Bowie, David & Malcah Yaeger-Dror. 2015. Language change in real time. In Patrick Honeybone & Joseph Salmons (eds.), Handbook of historical phonology, 603-619. Oxford: Oxford University Press.
Buchstaller, Isabelle. 2006. Diagnostics of age-graded linguistic behaviour: The case of the quotative system1. Journal of Sociolinguistics 10(1). 3-30.
Chambers, Jack K. 2008. Sociolinguistic theory: Linguistic variation and its social significance. Malden, MA & Oxford: Blackwell.
Eckert, Penelope. 1997. Age as a sociolinguistic variable. In Florian Coulmas (ed.), The handbook of sociolinguistics, 151-167. Malden, MA & Oxford: Blackwell.

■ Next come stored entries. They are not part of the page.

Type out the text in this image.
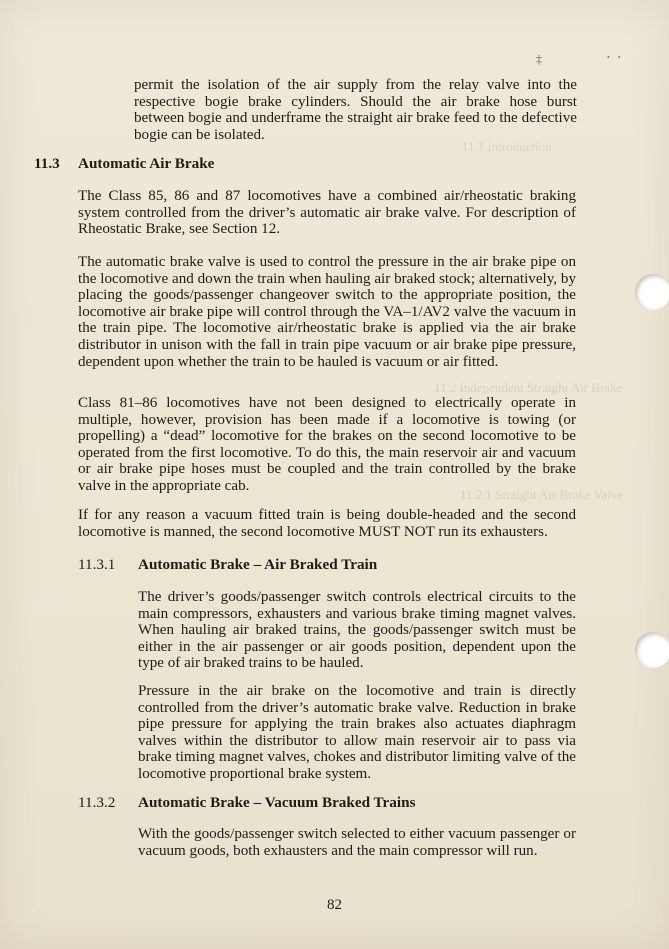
11.1 Introduction
11.2 Independent Straight Air Brake
11.2.1 Straight Air Brake Valve
‡	• •

permit the isolation of the air supply from the relay valve into the respective bogie brake cylinders. Should the air brake hose burst between bogie and underframe the straight air brake feed to the defective bogie can be isolated.

11.3 Automatic Air Brake

The Class 85, 86 and 87 locomotives have a combined air/rheostatic braking system controlled from the driver’s automatic air brake valve. For description of Rheostatic Brake, see Section 12.

The automatic brake valve is used to control the pressure in the air brake pipe on the locomotive and down the train when hauling air braked stock; alternatively, by placing the goods/passenger changeover switch to the appropriate position, the locomotive air brake pipe will control through the VA–1/AV2 valve the vacuum in the train pipe. The locomotive air/rheostatic brake is applied via the air brake distributor in unison with the fall in train pipe vacuum or air brake pipe pressure, dependent upon whether the train to be hauled is vacuum or air fitted.

Class 81–86 locomotives have not been designed to electrically operate in multiple, however, provision has been made if a locomotive is towing (or propelling) a “dead” locomotive for the brakes on the second locomotive to be operated from the first locomotive. To do this, the main reservoir air and vacuum or air brake pipe hoses must be coupled and the train controlled by the brake valve in the appropriate cab.

If for any reason a vacuum fitted train is being double-headed and the second locomotive is manned, the second locomotive MUST NOT run its exhausters.

11.3.1 Automatic Brake – Air Braked Train

The driver’s goods/passenger switch controls electrical circuits to the main compressors, exhausters and various brake timing magnet valves. When hauling air braked trains, the goods/passenger switch must be either in the air passenger or air goods position, dependent upon the type of air braked trains to be hauled.

Pressure in the air brake on the locomotive and train is directly controlled from the driver’s automatic brake valve. Reduction in brake pipe pressure for applying the train brakes also actuates diaphragm valves within the distributor to allow main reservoir air to pass via brake timing magnet valves, chokes and distributor limiting valve of the locomotive proportional brake system.

11.3.2 Automatic Brake – Vacuum Braked Trains

With the goods/passenger switch selected to either vacuum passenger or vacuum goods, both exhausters and the main compressor will run.

82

Labov, William. 2001. Principles of linguistic change: Social factors. Malden, MA & Oxford: Blackwell.
Mechler, Johanna & Isabelle Buchstaller. 2019. Instability in the use of a stable variable. Linguistics Vanguard. Special Issue on Aging.
Sankoff, Gillian & Hélène Blondeau. 2007. Language change across the lifespan: /r/ in Montreal French. Language 83(3). 560-588.
Van Hofwegen, Janneke & Walt Wolfram. 2018. On the utility of composite indices in longitudinal language study. In Suzanne Evans Wagner & Isabelle Buchstaller (eds.), Panel studies of variation and change, 73-98. New York: Routledge.
Wagner, Suzanne Evans. 2012. Real-time evidence for age grad(ing) in late adolescence. Language Variation and Change 24(2). 179-202.

Lea is a student assistant in the Sociolab led by Prof. Isabelle Buchstaller at the University of Duisburg-Essen. She is interested in language variation and change.